JLI : C’est une erreur que beaucoup font. J’ai très peu écrit d’heroïc-fantasy. Il y a effectivement la série Le seigneur d’ombre, et Elfes, mais le reste n’est pas à proprement parler de l’heroïc-fantasy. D’ailleurs, beaucoup d’intervenants font cette erreur car on se retrouve avec Les druides rangés en fantasy chez bon nombre de libraires (du net comme ailleurs). Alors que les druides sont un thriller historico-fantastique (à caser donc dans « Thriller »). Le cinquième évangile est un thriller ésotérique. Le sang du dragon et Hannibal Meriadec sont de l’aventure pirate fantastique. Merlin, Lancelot et Excalibur chroniques du légendaire fantastique. On ne peut pas à proprement parler d’heroïc-fantasy pour un album qui se passe au Vème siècle de notre ère. Templier, ça se déroule au XIIème siècle en Terre Sainte, c’est une aventure ésotérique. Quant à L’ordre des dragons, Nirvana, Aleph et Tom Sawyer… Bref, je n’ai quasiment pas écrit d’heroïc-fantasy. Et je n’ai pas de référence en cette matière car je n’ai quasiment rien lu dans ce domaine. Si ce n’est tardivement, avec David Gemmel et son Légende dont je suis fan et Druide d’Olivier Péru, que j’adore ! Je suis plutôt un lecteur d’œuvres fantastiques, de thrillers et de SF. C’est là que je puise mon inspiration. J’aime Stephen King, Philip K.Dick et Herbert Liebermann.
A la même époque que Merlin, tu as aussi écrit Aleph. Cette série plus courte présentait un univers très différent et mélangeant de nombreux genres. Comment t'est venue l'idée et comment es-tu parvenu à faire cohabiter tous ces registres ?
JLI : Aleph est une histoire que j’ai écrite et re-écrite en pensant comme K.Dick. Une histoire c’est bien, mais si tu fonds deux histoires en une seule, tu obtiens quelque chose de nouveau. Bon à vrai, dire, dans Aleph, on a bien trois histoires qui se chevauchent et s’entremêlent et c’est ce qui rend le concept intéressant. Vous dire d’où me vient l’idée d’Aleph, c’est très compliqué. Je suis parti de l’idée de création de toute vie, de l’obsession d’éternité et de ce qu’elle implique chez un être immortel. On voit des vampires dans maints romans traverser les âges et rester aussi idiots et crétins qu’au premier jour de leur mutation en démon. Je me dis qu’un personnage même très mauvais, s’il est immortel, finira par se lasser de son mauvais rôle et pourrait être intéressé par la lumière. Le héros Georges Bessermann s’appelle ainsi car j’ai croisé Georges Bess dans ma vie, qui m’a donné de nombreux conseils et dont je suis un admirateur. Mais je lui ai donné le ton désabusé et pince-sans-rire d’un Georges C Scott tel qu’on le perçoit dans L’exorciste la suite.

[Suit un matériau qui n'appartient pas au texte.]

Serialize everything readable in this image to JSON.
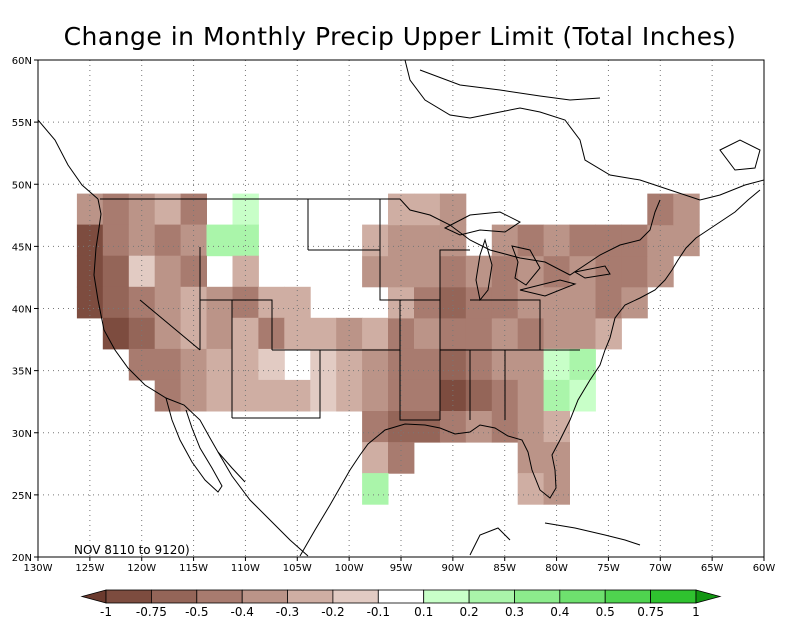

Tu te bases beaucoup sur les légendes et les contes, sont-ils une source inépuisable d'inspiration pour toi ?
JLI : Les seules légendes que je développe en tant qu’auteur sont les légendes Arthurienne que j’étends jusqu’à la légende de la ville d’Ys. Finalement, c’est très limité et loin d’être une source inépuisable d’inspiration. Mais je prends beaucoup de plaisir à utiliser les personnages de ces légendes bretonnes. Quant aux contes, Les contes de l’ankou est mon travail le plus significatif dans ce domaine. J’y ai mis beaucoup de choses personnelles. La quête du père, la brisure d’une jeune femme qui pense ne pas avoir su plaire à son père et le désarroi de ce père lorsqu’il se rend compte, presque trop tard, qu’il est passé à côté de sa fille. Ces trois albums pénètrent au cœur du réservoir des contes bretons et sont reliés par mon obsession de la mort et ce qu’elle implique en non-dits et regrets, en solitude...
Après Merlin, tu as créé Les Druides. Comment fais-tu pour te renouveler dans chacune de tes séries fantastiques ?

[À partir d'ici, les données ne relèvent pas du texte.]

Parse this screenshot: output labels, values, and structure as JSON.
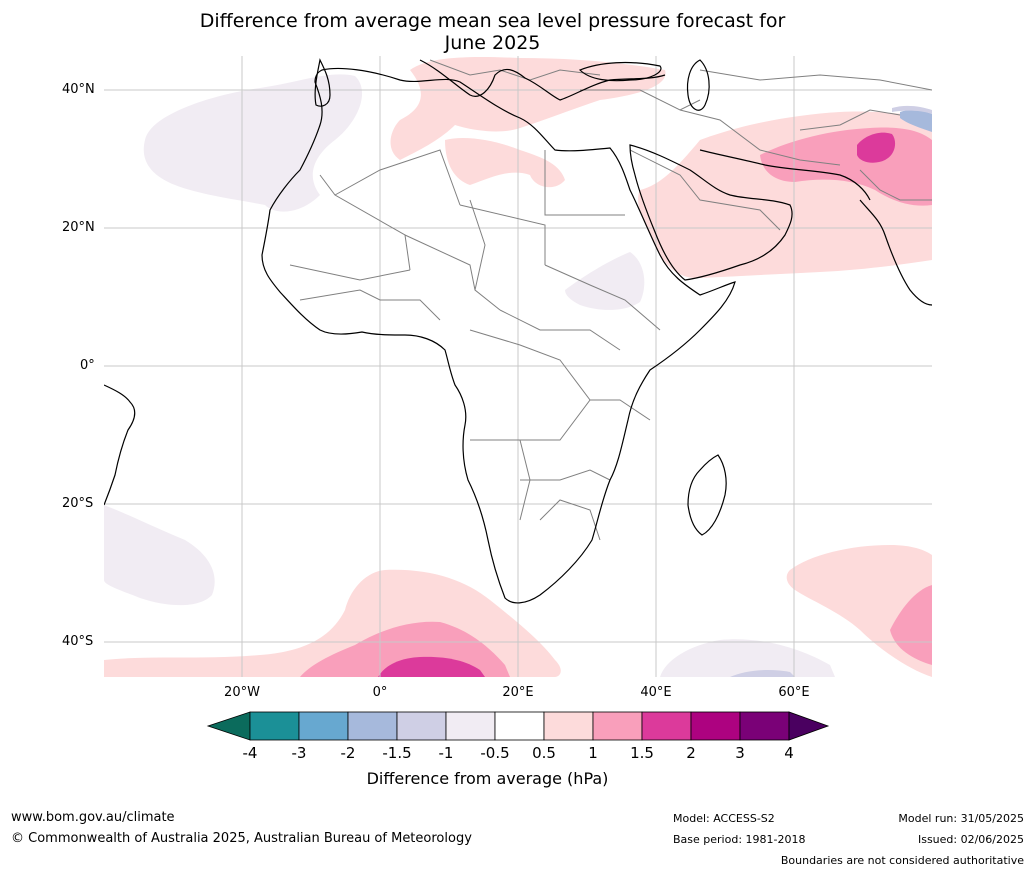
{
  "title": {
    "line1": "Difference from average mean sea level pressure forecast for",
    "line2": "June 2025"
  },
  "axes": {
    "lat_labels": [
      "40°N",
      "20°N",
      "0°",
      "20°S",
      "40°S"
    ],
    "lon_labels": [
      "20°W",
      "0°",
      "20°E",
      "40°E",
      "60°E"
    ]
  },
  "colorbar": {
    "title": "Difference from average (hPa)",
    "ticks": [
      "-4",
      "-3",
      "-2",
      "-1.5",
      "-1",
      "-0.5",
      "0.5",
      "1",
      "1.5",
      "2",
      "3",
      "4"
    ],
    "colors": {
      "below": "#0b6b5c",
      "bins": [
        "#1b9097",
        "#67a8d0",
        "#a6b9dc",
        "#cfcfe5",
        "#f1ecf3",
        "#ffffff",
        "#fddbdb",
        "#f99fbb",
        "#dc3a9b",
        "#ad0280",
        "#7a0177"
      ],
      "above": "#4a0060"
    }
  },
  "footer": {
    "website": "www.bom.gov.au/climate",
    "copyright": "© Commonwealth of Australia 2025, Australian Bureau of Meteorology",
    "model": "Model: ACCESS-S2",
    "base_period": "Base period: 1981-2018",
    "model_run": "Model run: 31/05/2025",
    "issued": "Issued: 02/06/2025",
    "disclaimer": "Boundaries are not considered authoritative"
  },
  "map_colors": {
    "coast": "#000000",
    "border": "#808080",
    "grid": "#c8c8c8"
  }
}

JLI : Les druides est très différent de Merlin. Les druides proposent une enquête au Vème siècle sur les meurtres très spécifiques de moines copistes. On découvre leurs corps décapités, un pieu planté dans le torse. Sur ce pieu, des Oghams, l’écriture des Druides. Ces derniers sont alors au centre de toutes les accusations. Mais le moine Gwénolé souhaite que l’enquête soit menée par un Druide, Gwenc’hlan réputé pour sa droiture et sa capacité à résoudre bien des mystères. Nous ne sommes pas dans une légende mais dans un thriller qui utilise des personnages historiques et les lie à des personnages de légende (que certains affirment comme historiques). Cet ouvrage est très documenté et Thierry Jigourel est le garant de la documentation. Bien entendu, pour des raisons artistiques, nous avons faits des entorses à la réalité de l’époque. Par exemple, les chevaux type gaulois sont remplacés par des chevaux type allemand, pour donner plus de présence aux personnages mystérieux de notre BD.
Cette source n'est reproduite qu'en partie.